I argue in my recent book, Computer Intelligence: For Us or Against Us?, that Artificial Intelligence is not a new invention, but simply the result of computing power reaching a tipping point that made known AI algorithms practical. In particular, the technology of machine learning using deep neural networks (“deep learning”), which has delivered most of the recent AI breakthroughs, has been around for decades. For example, the technique of “back propagation” that is used for finding the best deep neural network modeling a given data set was developed by Rumelhart, Hinton, and Williams in 1986. As the power of deep learning became obvious as faster computers made it practical, researchers have made methodological improvements to the details of the process. No one claims, however, that they recently “discovered” deep learning.The book uses the term “Computer Intelligence” (CI) to summarize the combination of computer processing power and the applications it enables at any given time. CI is expanding exponentially, not only because of the increasing number of transistors on digital chips, but through trends such as cloud computing services, specialized parallel-processing chips such as Graphical Processing Units, and the increasing computing power available on devices connected to the cloud, e.g., smartphones. The collective power of the “computing universe” is expanding even more quickly than in the past due to these trends.
Deep learning is but one technology that CI’s increasing power has enabled over time. Innovations that have significantly impacted our lives, such as smartphones, are examples. Smartphones are in some sense, small PCs with a wireless instead of a wired connection to the Internet; the core idea is not new. The breakthrough was computing power and communications technology reaching the point where it was possible to put PC-style applications in a small device with an acceptable user interface, sufficient battery life, and a wireless connection to the Internet. We can expect additional impressive breakthroughs in the future as computer intelligence continues to grow. In this sense, the impact of AI is just one result of CI passing a significant threshold.

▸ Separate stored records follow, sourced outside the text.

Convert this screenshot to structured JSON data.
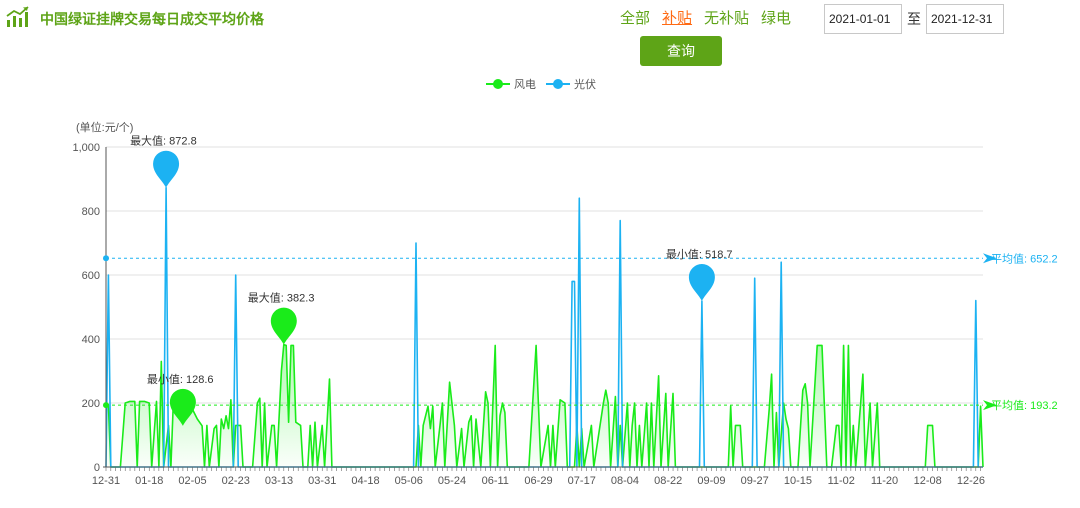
{
  "header": {
    "title": "中国绿证挂牌交易每日成交平均价格",
    "filters": [
      {
        "label": "全部",
        "active": false
      },
      {
        "label": "补贴",
        "active": true
      },
      {
        "label": "无补贴",
        "active": false
      },
      {
        "label": "绿电",
        "active": false
      }
    ],
    "date_from": "2021-01-01",
    "date_sep": "至",
    "date_to": "2021-12-31",
    "query_label": "查询",
    "title_color": "#5ea417"
  },
  "chart_data": {
    "type": "area",
    "ylabel": "(单位:元/个)",
    "ylim": [
      0,
      1000
    ],
    "yticks": [
      "0",
      "200",
      "400",
      "600",
      "800",
      "1,000"
    ],
    "xlabels": [
      "12-31",
      "01-18",
      "02-05",
      "02-23",
      "03-13",
      "03-31",
      "04-18",
      "05-06",
      "05-24",
      "06-11",
      "06-29",
      "07-17",
      "08-04",
      "08-22",
      "09-09",
      "09-27",
      "10-15",
      "11-02",
      "11-20",
      "12-08",
      "12-26"
    ],
    "xlabel_start": "2020-12-31",
    "xlabel_step_days": 18,
    "grid": true,
    "legend_position": "top-center",
    "series": [
      {
        "name": "风电",
        "color": "#1aeb1a",
        "average": 193.2,
        "average_label": "平均值: 193.2",
        "max": {
          "label": "最大值: 382.3",
          "date": "2021-03-15",
          "value": 382.3
        },
        "min": {
          "label": "最小值: 128.6",
          "date": "2021-02-01",
          "value": 128.6
        },
        "points": [
          [
            "2020-12-31",
            195
          ],
          [
            "2021-01-01",
            195
          ],
          [
            "2021-01-02",
            0
          ],
          [
            "2021-01-06",
            0
          ],
          [
            "2021-01-08",
            200
          ],
          [
            "2021-01-10",
            205
          ],
          [
            "2021-01-12",
            205
          ],
          [
            "2021-01-13",
            0
          ],
          [
            "2021-01-14",
            205
          ],
          [
            "2021-01-16",
            205
          ],
          [
            "2021-01-18",
            200
          ],
          [
            "2021-01-19",
            0
          ],
          [
            "2021-01-21",
            205
          ],
          [
            "2021-01-22",
            0
          ],
          [
            "2021-01-23",
            330
          ],
          [
            "2021-01-24",
            0
          ],
          [
            "2021-01-26",
            130
          ],
          [
            "2021-01-27",
            0
          ],
          [
            "2021-01-28",
            200
          ],
          [
            "2021-01-30",
            205
          ],
          [
            "2021-02-01",
            160
          ],
          [
            "2021-02-03",
            200
          ],
          [
            "2021-02-05",
            180
          ],
          [
            "2021-02-07",
            150
          ],
          [
            "2021-02-09",
            128.6
          ],
          [
            "2021-02-10",
            0
          ],
          [
            "2021-02-11",
            130
          ],
          [
            "2021-02-12",
            0
          ],
          [
            "2021-02-14",
            120
          ],
          [
            "2021-02-15",
            130
          ],
          [
            "2021-02-16",
            0
          ],
          [
            "2021-02-17",
            150
          ],
          [
            "2021-02-18",
            120
          ],
          [
            "2021-02-19",
            160
          ],
          [
            "2021-02-20",
            120
          ],
          [
            "2021-02-21",
            210
          ],
          [
            "2021-02-22",
            0
          ],
          [
            "2021-02-23",
            130
          ],
          [
            "2021-02-25",
            130
          ],
          [
            "2021-02-26",
            0
          ],
          [
            "2021-03-02",
            0
          ],
          [
            "2021-03-04",
            200
          ],
          [
            "2021-03-05",
            215
          ],
          [
            "2021-03-06",
            0
          ],
          [
            "2021-03-07",
            200
          ],
          [
            "2021-03-08",
            0
          ],
          [
            "2021-03-10",
            130
          ],
          [
            "2021-03-11",
            130
          ],
          [
            "2021-03-12",
            0
          ],
          [
            "2021-03-14",
            300
          ],
          [
            "2021-03-15",
            382.3
          ],
          [
            "2021-03-16",
            380
          ],
          [
            "2021-03-17",
            140
          ],
          [
            "2021-03-18",
            380
          ],
          [
            "2021-03-19",
            380
          ],
          [
            "2021-03-20",
            140
          ],
          [
            "2021-03-22",
            130
          ],
          [
            "2021-03-23",
            0
          ],
          [
            "2021-03-25",
            0
          ],
          [
            "2021-03-26",
            130
          ],
          [
            "2021-03-27",
            0
          ],
          [
            "2021-03-28",
            140
          ],
          [
            "2021-03-29",
            0
          ],
          [
            "2021-03-31",
            130
          ],
          [
            "2021-04-01",
            0
          ],
          [
            "2021-04-03",
            275
          ],
          [
            "2021-04-04",
            0
          ],
          [
            "2021-05-09",
            0
          ],
          [
            "2021-05-10",
            130
          ],
          [
            "2021-05-11",
            0
          ],
          [
            "2021-05-12",
            130
          ],
          [
            "2021-05-14",
            190
          ],
          [
            "2021-05-15",
            120
          ],
          [
            "2021-05-16",
            190
          ],
          [
            "2021-05-17",
            0
          ],
          [
            "2021-05-19",
            130
          ],
          [
            "2021-05-20",
            200
          ],
          [
            "2021-05-21",
            0
          ],
          [
            "2021-05-23",
            265
          ],
          [
            "2021-05-25",
            130
          ],
          [
            "2021-05-26",
            0
          ],
          [
            "2021-05-28",
            120
          ],
          [
            "2021-05-29",
            0
          ],
          [
            "2021-05-31",
            140
          ],
          [
            "2021-06-01",
            160
          ],
          [
            "2021-06-02",
            0
          ],
          [
            "2021-06-03",
            150
          ],
          [
            "2021-06-05",
            0
          ],
          [
            "2021-06-07",
            235
          ],
          [
            "2021-06-08",
            200
          ],
          [
            "2021-06-09",
            0
          ],
          [
            "2021-06-11",
            380
          ],
          [
            "2021-06-12",
            0
          ],
          [
            "2021-06-13",
            160
          ],
          [
            "2021-06-14",
            200
          ],
          [
            "2021-06-15",
            170
          ],
          [
            "2021-06-16",
            0
          ],
          [
            "2021-06-25",
            0
          ],
          [
            "2021-06-28",
            380
          ],
          [
            "2021-06-30",
            0
          ],
          [
            "2021-07-03",
            130
          ],
          [
            "2021-07-04",
            0
          ],
          [
            "2021-07-05",
            130
          ],
          [
            "2021-07-06",
            0
          ],
          [
            "2021-07-08",
            210
          ],
          [
            "2021-07-10",
            200
          ],
          [
            "2021-07-11",
            0
          ],
          [
            "2021-07-14",
            0
          ],
          [
            "2021-07-15",
            130
          ],
          [
            "2021-07-16",
            0
          ],
          [
            "2021-07-17",
            120
          ],
          [
            "2021-07-18",
            0
          ],
          [
            "2021-07-21",
            130
          ],
          [
            "2021-07-22",
            0
          ],
          [
            "2021-07-26",
            200
          ],
          [
            "2021-07-27",
            240
          ],
          [
            "2021-07-28",
            200
          ],
          [
            "2021-07-29",
            0
          ],
          [
            "2021-07-31",
            220
          ],
          [
            "2021-08-01",
            0
          ],
          [
            "2021-08-02",
            130
          ],
          [
            "2021-08-03",
            0
          ],
          [
            "2021-08-05",
            200
          ],
          [
            "2021-08-06",
            0
          ],
          [
            "2021-08-07",
            130
          ],
          [
            "2021-08-08",
            200
          ],
          [
            "2021-08-09",
            0
          ],
          [
            "2021-08-10",
            130
          ],
          [
            "2021-08-11",
            0
          ],
          [
            "2021-08-13",
            200
          ],
          [
            "2021-08-14",
            0
          ],
          [
            "2021-08-15",
            200
          ],
          [
            "2021-08-16",
            0
          ],
          [
            "2021-08-18",
            285
          ],
          [
            "2021-08-19",
            0
          ],
          [
            "2021-08-21",
            230
          ],
          [
            "2021-08-22",
            0
          ],
          [
            "2021-08-24",
            230
          ],
          [
            "2021-08-25",
            0
          ],
          [
            "2021-09-16",
            0
          ],
          [
            "2021-09-17",
            190
          ],
          [
            "2021-09-18",
            0
          ],
          [
            "2021-09-19",
            130
          ],
          [
            "2021-09-21",
            130
          ],
          [
            "2021-09-22",
            0
          ],
          [
            "2021-10-01",
            0
          ],
          [
            "2021-10-03",
            180
          ],
          [
            "2021-10-04",
            290
          ],
          [
            "2021-10-05",
            0
          ],
          [
            "2021-10-06",
            170
          ],
          [
            "2021-10-07",
            0
          ],
          [
            "2021-10-09",
            200
          ],
          [
            "2021-10-10",
            150
          ],
          [
            "2021-10-11",
            120
          ],
          [
            "2021-10-12",
            0
          ],
          [
            "2021-10-15",
            0
          ],
          [
            "2021-10-17",
            240
          ],
          [
            "2021-10-18",
            260
          ],
          [
            "2021-10-19",
            200
          ],
          [
            "2021-10-20",
            0
          ],
          [
            "2021-10-23",
            380
          ],
          [
            "2021-10-25",
            380
          ],
          [
            "2021-10-27",
            0
          ],
          [
            "2021-10-29",
            0
          ],
          [
            "2021-10-31",
            130
          ],
          [
            "2021-11-01",
            130
          ],
          [
            "2021-11-02",
            0
          ],
          [
            "2021-11-03",
            380
          ],
          [
            "2021-11-04",
            0
          ],
          [
            "2021-11-05",
            380
          ],
          [
            "2021-11-06",
            0
          ],
          [
            "2021-11-07",
            130
          ],
          [
            "2021-11-08",
            0
          ],
          [
            "2021-11-11",
            290
          ],
          [
            "2021-11-12",
            0
          ],
          [
            "2021-11-14",
            200
          ],
          [
            "2021-11-15",
            0
          ],
          [
            "2021-11-17",
            200
          ],
          [
            "2021-11-18",
            0
          ],
          [
            "2021-12-07",
            0
          ],
          [
            "2021-12-08",
            130
          ],
          [
            "2021-12-10",
            130
          ],
          [
            "2021-12-11",
            0
          ],
          [
            "2021-12-24",
            0
          ],
          [
            "2021-12-29",
            0
          ],
          [
            "2021-12-30",
            190
          ],
          [
            "2021-12-31",
            0
          ]
        ]
      },
      {
        "name": "光伏",
        "color": "#1cb2f2",
        "average": 652.2,
        "average_label": "平均值: 652.2",
        "max": {
          "label": "最大值: 872.8",
          "date": "2021-01-25",
          "value": 872.8
        },
        "min": {
          "label": "最小值: 518.7",
          "date": "2021-09-05",
          "value": 518.7
        },
        "points": [
          [
            "2020-12-31",
            0
          ],
          [
            "2021-01-01",
            600
          ],
          [
            "2021-01-02",
            0
          ],
          [
            "2021-01-24",
            0
          ],
          [
            "2021-01-25",
            872.8
          ],
          [
            "2021-01-26",
            0
          ],
          [
            "2021-02-22",
            0
          ],
          [
            "2021-02-23",
            600
          ],
          [
            "2021-02-24",
            0
          ],
          [
            "2021-05-08",
            0
          ],
          [
            "2021-05-09",
            700
          ],
          [
            "2021-05-10",
            0
          ],
          [
            "2021-07-12",
            0
          ],
          [
            "2021-07-13",
            580
          ],
          [
            "2021-07-14",
            580
          ],
          [
            "2021-07-15",
            0
          ],
          [
            "2021-07-16",
            840
          ],
          [
            "2021-07-17",
            0
          ],
          [
            "2021-08-01",
            0
          ],
          [
            "2021-08-02",
            770
          ],
          [
            "2021-08-03",
            0
          ],
          [
            "2021-09-04",
            0
          ],
          [
            "2021-09-05",
            518.7
          ],
          [
            "2021-09-06",
            0
          ],
          [
            "2021-09-26",
            0
          ],
          [
            "2021-09-27",
            590
          ],
          [
            "2021-09-28",
            0
          ],
          [
            "2021-10-07",
            0
          ],
          [
            "2021-10-08",
            640
          ],
          [
            "2021-10-09",
            0
          ],
          [
            "2021-12-27",
            0
          ],
          [
            "2021-12-28",
            520
          ],
          [
            "2021-12-29",
            0
          ],
          [
            "2021-12-31",
            0
          ]
        ]
      }
    ]
  }
}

Computers have always been able to outdo humans in some areas, most obviously in doing arithmetic and remembering data. Perhaps because we didn’t view such activities as particularly “human” traits, few expressed fear that computers exceeding human capabilities in such areas was a threat to humanity. Yet, we do hear warnings today that AI could be such a threat, e.g., by eventually taking over all jobs.

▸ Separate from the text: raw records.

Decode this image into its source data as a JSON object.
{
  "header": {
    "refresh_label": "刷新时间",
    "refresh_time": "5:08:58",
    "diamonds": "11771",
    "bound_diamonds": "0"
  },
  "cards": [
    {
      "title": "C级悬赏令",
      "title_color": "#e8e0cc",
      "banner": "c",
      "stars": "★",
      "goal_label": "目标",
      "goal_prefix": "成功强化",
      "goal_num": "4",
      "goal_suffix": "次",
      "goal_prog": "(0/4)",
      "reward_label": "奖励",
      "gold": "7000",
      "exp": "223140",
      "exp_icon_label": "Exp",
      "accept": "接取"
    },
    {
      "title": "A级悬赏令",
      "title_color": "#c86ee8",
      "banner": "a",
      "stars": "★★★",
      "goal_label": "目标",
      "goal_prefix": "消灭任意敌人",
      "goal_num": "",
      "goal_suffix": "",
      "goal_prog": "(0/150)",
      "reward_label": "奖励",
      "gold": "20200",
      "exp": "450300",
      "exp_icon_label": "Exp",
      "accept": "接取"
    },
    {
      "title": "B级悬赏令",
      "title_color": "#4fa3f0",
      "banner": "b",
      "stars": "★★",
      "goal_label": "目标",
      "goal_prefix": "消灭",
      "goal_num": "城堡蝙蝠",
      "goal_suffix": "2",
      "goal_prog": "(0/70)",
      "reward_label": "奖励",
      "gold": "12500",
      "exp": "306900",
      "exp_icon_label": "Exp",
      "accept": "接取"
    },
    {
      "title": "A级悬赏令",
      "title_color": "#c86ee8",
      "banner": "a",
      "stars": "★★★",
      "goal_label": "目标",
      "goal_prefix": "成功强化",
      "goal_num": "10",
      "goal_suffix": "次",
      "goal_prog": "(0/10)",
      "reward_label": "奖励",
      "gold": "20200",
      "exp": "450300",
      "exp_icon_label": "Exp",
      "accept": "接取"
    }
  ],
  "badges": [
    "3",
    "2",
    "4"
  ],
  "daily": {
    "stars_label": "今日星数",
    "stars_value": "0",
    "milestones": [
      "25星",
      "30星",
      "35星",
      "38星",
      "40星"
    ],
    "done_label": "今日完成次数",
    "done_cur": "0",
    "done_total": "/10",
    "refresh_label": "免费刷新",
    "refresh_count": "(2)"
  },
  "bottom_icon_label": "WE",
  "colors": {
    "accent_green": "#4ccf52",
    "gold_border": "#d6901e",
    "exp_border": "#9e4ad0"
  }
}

What’s different about AI? Today’s AI can do things that are strongly associated with being human, such as carrying on a conversation in human speech. They cannot converse as fluently or as broadly as humans, but they can interact in limited but impressive ways, such as we see with digital assistants such as Apple’s Siri, Google Assistant, or Amazon’s Alexa. There are also increasingly powerful tools that let companies support customer service using human language—through speech or texting.
But deep learning can also do things no human could do. It can take huge amounts of data and summarize the implications of that data, analyzing more data than a human could even examine in a lifetime. An example of this use of deep learning is Google substantially reducing power consumption in its computing centers based on analyzing huge amounts of data collected during the centers’ operation.

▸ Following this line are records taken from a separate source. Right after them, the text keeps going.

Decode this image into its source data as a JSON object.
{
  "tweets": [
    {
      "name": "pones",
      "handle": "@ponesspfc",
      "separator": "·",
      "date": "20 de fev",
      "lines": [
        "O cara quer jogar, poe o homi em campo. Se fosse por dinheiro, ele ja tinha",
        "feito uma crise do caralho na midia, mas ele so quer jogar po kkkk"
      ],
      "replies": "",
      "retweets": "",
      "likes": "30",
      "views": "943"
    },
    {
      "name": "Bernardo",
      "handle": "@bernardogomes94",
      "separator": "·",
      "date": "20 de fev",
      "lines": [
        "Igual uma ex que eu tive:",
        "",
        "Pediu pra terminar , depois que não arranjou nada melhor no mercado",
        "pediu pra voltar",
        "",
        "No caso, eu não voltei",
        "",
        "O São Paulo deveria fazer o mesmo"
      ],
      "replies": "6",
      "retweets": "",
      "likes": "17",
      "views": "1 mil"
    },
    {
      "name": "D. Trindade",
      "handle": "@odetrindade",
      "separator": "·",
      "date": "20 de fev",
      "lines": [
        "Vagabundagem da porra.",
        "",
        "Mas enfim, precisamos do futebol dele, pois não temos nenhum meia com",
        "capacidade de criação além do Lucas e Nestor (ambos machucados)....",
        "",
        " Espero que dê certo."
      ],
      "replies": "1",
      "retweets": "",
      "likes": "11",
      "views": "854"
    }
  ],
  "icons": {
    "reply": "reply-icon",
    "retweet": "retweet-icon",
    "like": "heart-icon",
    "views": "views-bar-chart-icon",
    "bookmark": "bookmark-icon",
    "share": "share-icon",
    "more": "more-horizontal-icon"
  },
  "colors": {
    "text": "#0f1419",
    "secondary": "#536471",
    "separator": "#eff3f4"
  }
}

Computers have long done such things, remembering and handling more data than humans possibly could. But we are used to such things. We just call it “statistics” when the results are summarized in applications such as surveys. But implying AI has “intelligence” has heightened our concerns over computers taking over tasks that previously required humans, despite deep learning being statistics at its core.
The analogy to statistics is important. Deep learning is in fact simply a particularly complex statistical approach despite the mathematical model having been inspired by an analogy to how human neurons might operate. It is no more “intelligent” than classical statistical techniques such as “linear regression,” “linear discriminant analysis,” or “principal components analysis,” which you can find described in decades-old books on statistics and available in statistical software packages such as IBM’s SPSS. (I used the original Statistical Package for the Social Sciences long ago before IBM acquired it.)
Some experts that have warned about AI dominating humanity admit that they are anticipating a new generation of AI, “Artificial General Intelligence” (AGI), that doesn’t yet exist. The implication appears to be that the power of today’s AI suggests (1) future growth in computing power will lead to software behavior analogous to human consciousness and sense of identity, (2) that such capabilities will lead a computing system to conclude humans are a problem, and (3) that system will be given the power to act on that conclusion. This is a complex argument that I challenge in detail in my book. Suffice it to say here that AGI is a vague goal that is not likely to result from commercial technology development.
Viewing AI as a result of computer intelligence (CI) passing a particular tipping point has ramifications for the future. CI will continue to expand exponentially, leading to further tipping points with major impacts. The continuation of today’s trends, for example, will lead to digital assistants being increasingly personalized, easy-to-use, and providing increasing information and services. Our access to knowledge will certainly be extended by an easy and intuitive connection to computers through human language wherever we are, going beyond the similar power of web search.
As personalized digital assistants eventually become part of children’s lives, reached through always-available mobile devices, delivery of such conversational “augmented intelligence” may be part of what it means to be human. Our tools can almost become part of us (shoes, cataract surgery, mobile phones…); a personal digital assistant that is a life companion may become part of what it means to be human.
Artificial Intelligence is a category of applications symptomatic of what is coming, driven by the long-term trend of increasing computer power. More generally, “computer intelligence” will impact our lives in increasingly surprising ways.